Global accession identifiers
Accession identifiers for a given ALDH gene, transcript or peptide sequence are numerous due to the multitude of disparate databases providing molecular sequence data. The 'Global accession identifiers' module tabulates these accessions into hyperlinked identifiers to all source databases. This enables users quickly to access all source data for an individual ALDH member.

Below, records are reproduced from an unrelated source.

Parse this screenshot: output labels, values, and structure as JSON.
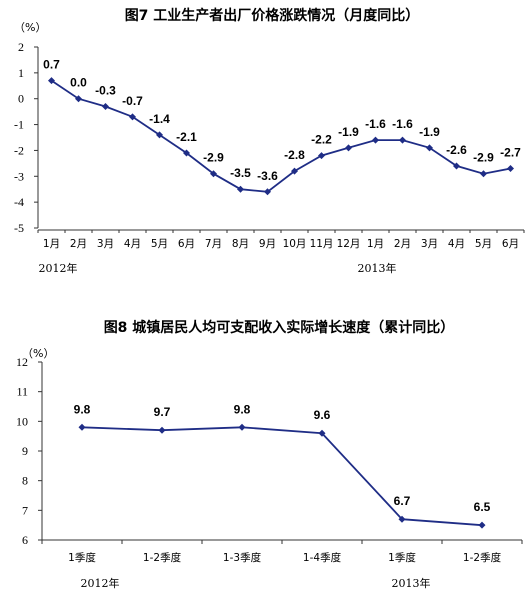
{
  "chart_data": [
    {
      "type": "line",
      "title": "图7 工业生产者出厂价格涨跌情况（月度同比）",
      "unit_label": "（%）",
      "categories": [
        "1月",
        "2月",
        "3月",
        "4月",
        "5月",
        "6月",
        "7月",
        "8月",
        "9月",
        "10月",
        "11月",
        "12月",
        "1月",
        "2月",
        "3月",
        "4月",
        "5月",
        "6月"
      ],
      "year_labels": [
        "2012年",
        "2013年"
      ],
      "series": [
        {
          "values": [
            0.7,
            0.0,
            -0.3,
            -0.7,
            -1.4,
            -2.1,
            -2.9,
            -3.5,
            -3.6,
            -2.8,
            -2.2,
            -1.9,
            -1.6,
            -1.6,
            -1.9,
            -2.6,
            -2.9,
            -2.7
          ]
        }
      ],
      "data_labels": [
        "0.7",
        "0.0",
        "-0.3",
        "-0.7",
        "-1.4",
        "-2.1",
        "-2.9",
        "-3.5",
        "-3.6",
        "-2.8",
        "-2.2",
        "-1.9",
        "-1.6",
        "-1.6",
        "-1.9",
        "-2.6",
        "-2.9",
        "-2.7"
      ],
      "yticks": [
        "2",
        "1",
        "0",
        "-1",
        "-2",
        "-3",
        "-4",
        "-5"
      ],
      "ylim": [
        -5,
        2
      ],
      "grid": false,
      "line_color": "#1f2d86"
    },
    {
      "type": "line",
      "title": "图8 城镇居民人均可支配收入实际增长速度（累计同比）",
      "unit_label": "（%）",
      "categories": [
        "1季度",
        "1-2季度",
        "1-3季度",
        "1-4季度",
        "1季度",
        "1-2季度"
      ],
      "year_labels": [
        "2012年",
        "2013年"
      ],
      "series": [
        {
          "values": [
            9.8,
            9.7,
            9.8,
            9.6,
            6.7,
            6.5
          ]
        }
      ],
      "data_labels": [
        "9.8",
        "9.7",
        "9.8",
        "9.6",
        "6.7",
        "6.5"
      ],
      "yticks": [
        "12",
        "11",
        "10",
        "9",
        "8",
        "7",
        "6"
      ],
      "ylim": [
        6,
        12
      ],
      "grid": false,
      "line_color": "#1f2d86"
    }
  ]
}
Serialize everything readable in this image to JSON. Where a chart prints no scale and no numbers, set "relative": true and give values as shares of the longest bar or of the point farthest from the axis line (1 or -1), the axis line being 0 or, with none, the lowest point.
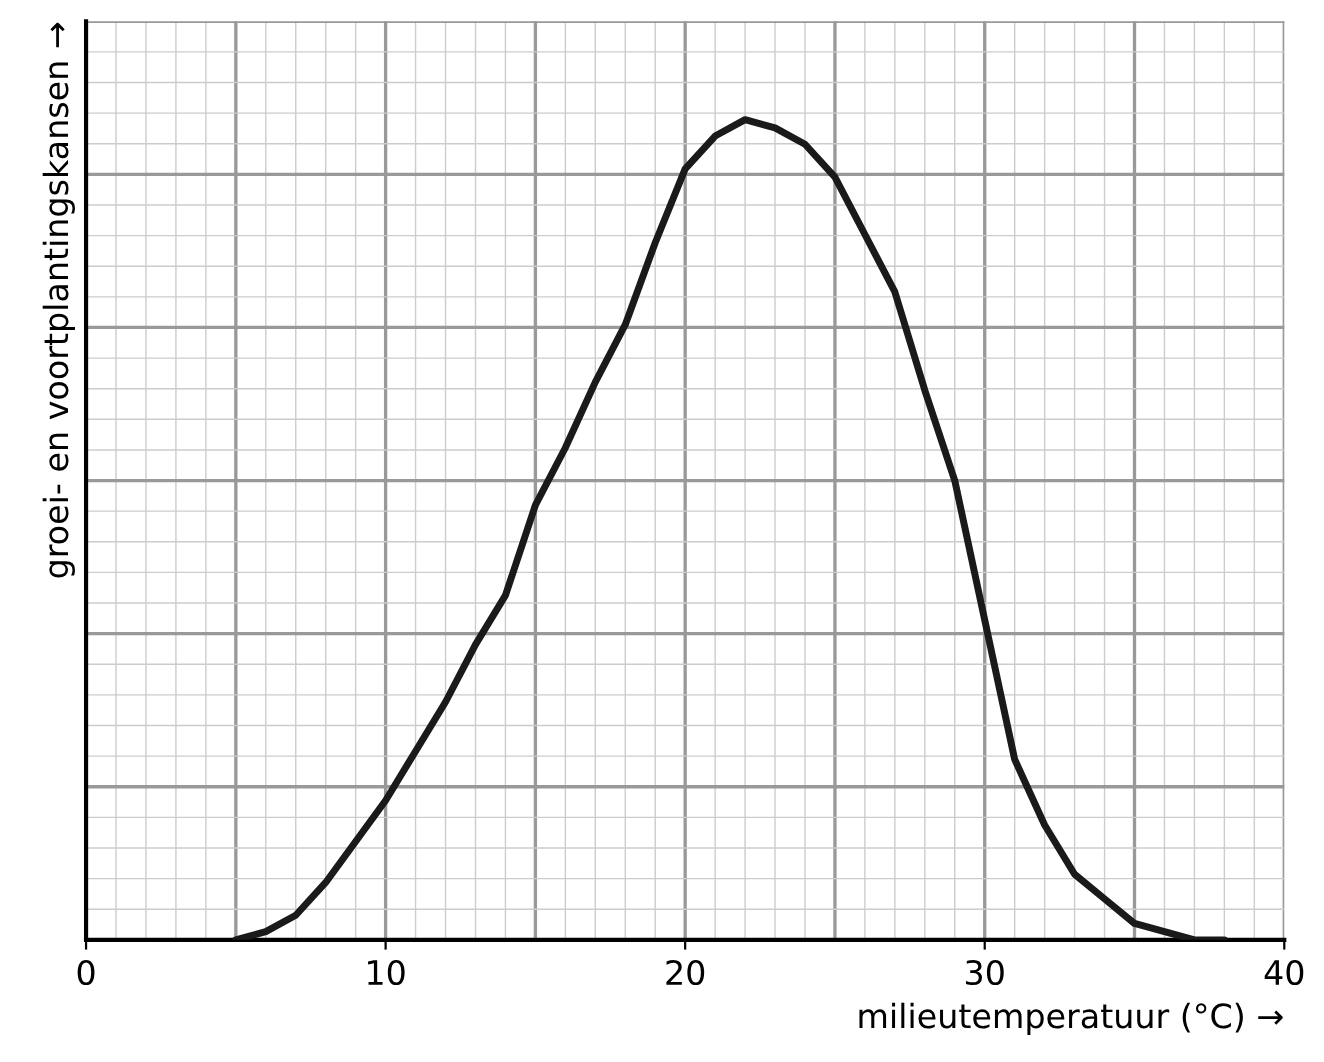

Molecular features and cataloguing
The molecular sequence data available from source databases for most accession identifiers typically provide little perspective on the sequence's genomic alignment integrity or how the sequence compares with other transcripts for a particular gene. Publicly available alignment tools can detect if sequences for two or more transcripts are different at specific positions, but often cannot tell exactly where they differ relative to the gene's alternatively spliced transcription schema. This module uses the server-side alignment software to characterise the integrity of each accession's sequence relative to the latest genomic assembly for its respective species. Specifically, all transcripts for each ALDH for a given species within the http://www.aldh.org database are co-aligned to their genomic assembly. These data are then used dynamically to generate a graphical representation of all transcripts for a particular gene and species, allowing the user quickly to identify the similarities and differences between alternatively spliced variants (Figure 1). The software module then categorises and tabulates all ALDH accession identifiers into their respective alternatively spliced transcriptional variant (ie ALDH3A1_v1, ALDH3A1_v2, etc) and briefly summarises size, isoelectric point, number of exons, FASTA sequence summaries and any sequence anomalies (single nucleotide polymorphisms [SNPs], insertions or deletions) relative to the genomic assembly for a each identifier.

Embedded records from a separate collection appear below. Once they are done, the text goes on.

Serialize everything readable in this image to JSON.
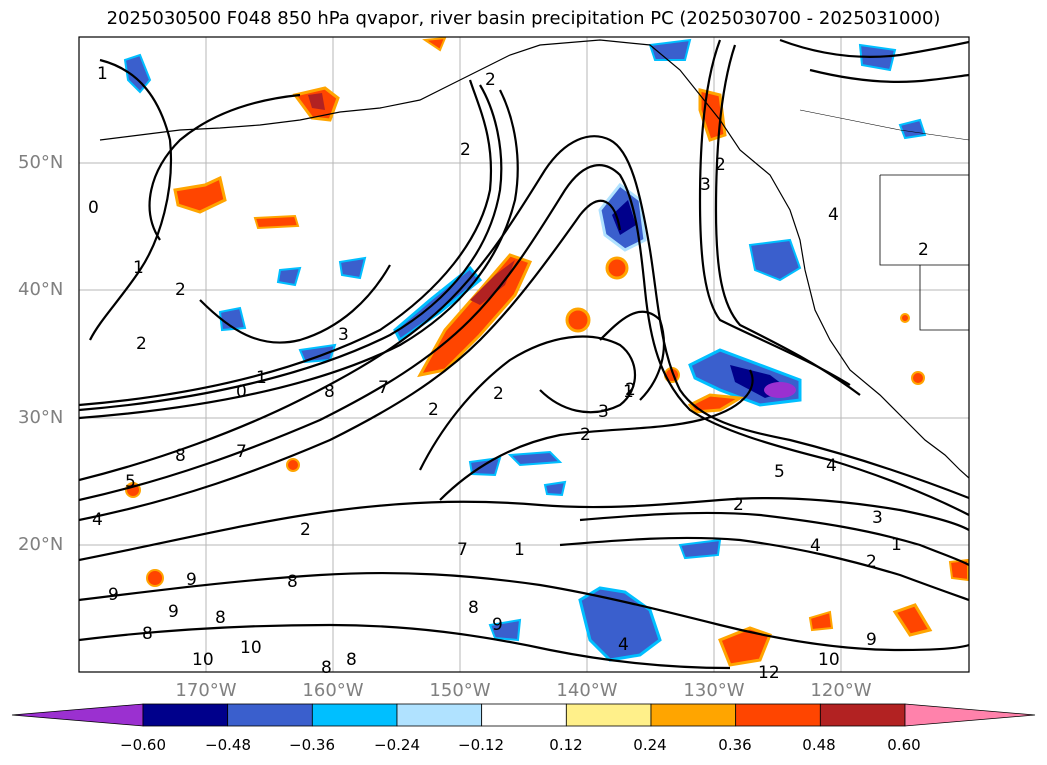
{
  "title": "2025030500 F048 850 hPa qvapor, river basin precipitation PC (2025030700 - 2025031000)",
  "lat_labels": [
    "50°N",
    "40°N",
    "30°N",
    "20°N"
  ],
  "lon_labels": [
    "170°W",
    "160°W",
    "150°W",
    "140°W",
    "130°W",
    "120°W"
  ],
  "colorbar": {
    "ticks": [
      "−0.60",
      "−0.48",
      "−0.36",
      "−0.24",
      "−0.12",
      "0.12",
      "0.24",
      "0.36",
      "0.48",
      "0.60"
    ],
    "colors": [
      "#9b30d0",
      "#00008b",
      "#3a5fcd",
      "#00bfff",
      "#b0e2ff",
      "#ffffff",
      "#fff08a",
      "#ffa500",
      "#ff4500",
      "#b22222",
      "#ff82ab"
    ]
  },
  "contour_labels": [
    "1",
    "2",
    "2",
    "2",
    "0",
    "1",
    "2",
    "2",
    "3",
    "0",
    "1",
    "8",
    "7",
    "2",
    "2",
    "2",
    "1",
    "3",
    "4",
    "2",
    "5",
    "4",
    "2",
    "3",
    "1",
    "2",
    "8",
    "7",
    "5",
    "4",
    "9",
    "9",
    "8",
    "8",
    "9",
    "8",
    "10",
    "10",
    "12",
    "10",
    "9",
    "7",
    "1",
    "8",
    "9",
    "8",
    "8",
    "4",
    "2",
    "2",
    "3",
    "4"
  ]
}
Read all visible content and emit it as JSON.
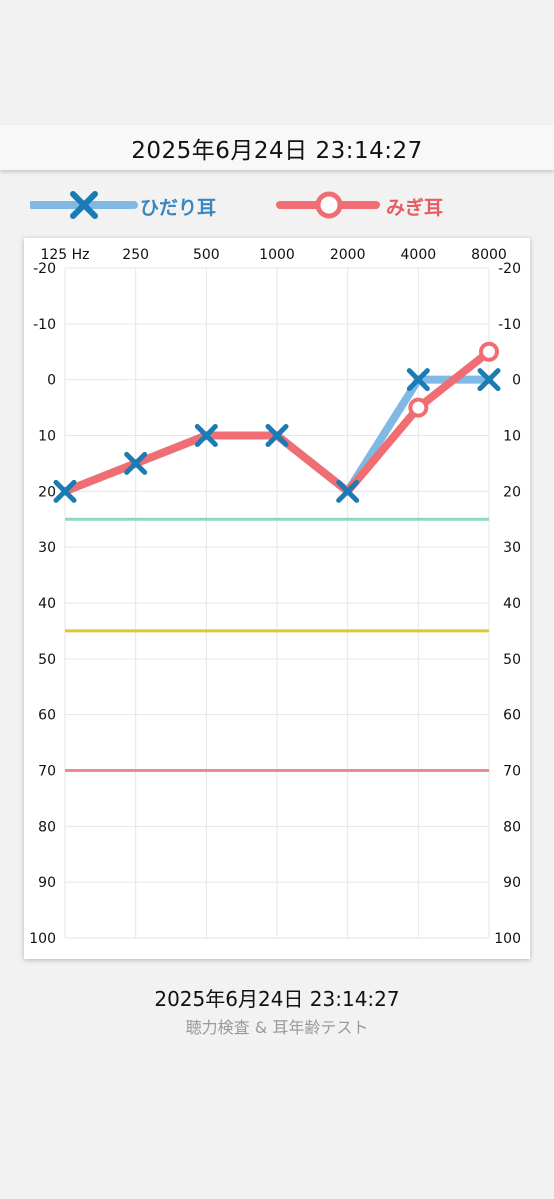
{
  "header": {
    "datetime": "2025年6月24日 23:14:27"
  },
  "legend": {
    "left": {
      "label": "ひだり耳",
      "color": "#7fb9e4",
      "marker_color": "#1b7bb5",
      "marker": "x-icon"
    },
    "right": {
      "label": "みぎ耳",
      "color": "#f06e73",
      "marker": "circle-icon"
    }
  },
  "chart_data": {
    "type": "line",
    "x_categories": [
      "125 Hz",
      "250",
      "500",
      "1000",
      "2000",
      "4000",
      "8000"
    ],
    "y_ticks": [
      -20,
      -10,
      0,
      10,
      20,
      30,
      40,
      50,
      60,
      70,
      80,
      90,
      100
    ],
    "ylim": [
      -20,
      100
    ],
    "y_inverted": true,
    "grid": true,
    "legend_position": "top",
    "series": [
      {
        "name": "ひだり耳",
        "values": [
          20,
          15,
          10,
          10,
          20,
          0,
          0
        ],
        "color": "#7fb9e4",
        "marker_color": "#1b7bb5",
        "marker": "x"
      },
      {
        "name": "みぎ耳",
        "values": [
          20,
          15,
          10,
          10,
          20,
          5,
          -5
        ],
        "color": "#f06e73",
        "marker": "circle"
      }
    ],
    "reference_lines": [
      {
        "value": 25,
        "color": "#8fd8c7"
      },
      {
        "value": 45,
        "color": "#dcc734"
      },
      {
        "value": 70,
        "color": "#f08a8a"
      }
    ]
  },
  "footer": {
    "datetime": "2025年6月24日 23:14:27",
    "app_name": "聴力検査 & 耳年齢テスト"
  }
}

Accession identifier detail reports
Most source databases provide limited or vague details about the accession identifier's sequence. Consequently, the http://www.aldh.org database uses the server-side scripting software to process each accession identifier's sequence for all available information. This processing generates an individual report of details for each accession identifier as a new webpage on the end-user's browser. The detail report for each identifier is found within the 'Molecular features' section by clicking on 'Click here for graphical and tabular details' for each accession identifier catalogued. The objective is to provide a succinct data analysis for each accession's sequence and begins with a tabular summary of the accession identifier's source information. Using the identifier's sequence, a graphical representation of the transcript's exon - intron structure, as well as its size, coding sequence, genomic strand and locus, is then generated (Figure 2). A multicoloured graphical representation of the transcript's corresponding peptide translation (Figure 3a) is generated and provides positional highlights for any synonymous or non-synonymous polymorphisms relative to the genomic assembly. A residue content summary for the peptide sequence, displayed next to the sequence image, facilitates easy review of the positional coordinates of any residues (eg cysteine residues; Figure 3b). Next, the 'Transcript sequence and structural features' section breaks the sequence into multiple linear representations, with all segments and their respective coordinates identified. These include 5' and 3' untranslated regions (5' UTR, 3' UTR), coding sequence (CDS), triplet codons, translations, exon segments, polyA signals and tails, polymorphisms, insertions and deletions. Additionally, hidden Markov models (HMM) for the ADHD peptide domain are being incorporated into this section, as well as the graphical representation of the peptide sequence further to strengthen the characterisation of the transcript and peptide sequence analysis.
Substrates, inhibitors and enzyme kinetics
Characterisation of ALDH gene superfamily members typically includes their enzymatic activity for an assortment of substrates and inhibitors using various test systems, isolation techniques, cofactors, tissues and species origin. This module provides a tabular summary of the literature for all reported kinetics values, sorted by species. Each entry includes the hyperlinked PubMed identifier to the original literature source for quick accessibility.
Reference list
References to the original sources for all data within the http://www.aldh.org database are an important priority for the ALDH gene superfamily curators. The reference list module provides a bibliography for all data reported within each gene-specific record, including those from the 'Synopsis and substrates', and 'Inhibitors and enzyme kinetics' modules, as well as additional references recommended by the curators. All references within this section are hyperlinked to the PubMed database via the PMID for ease of access.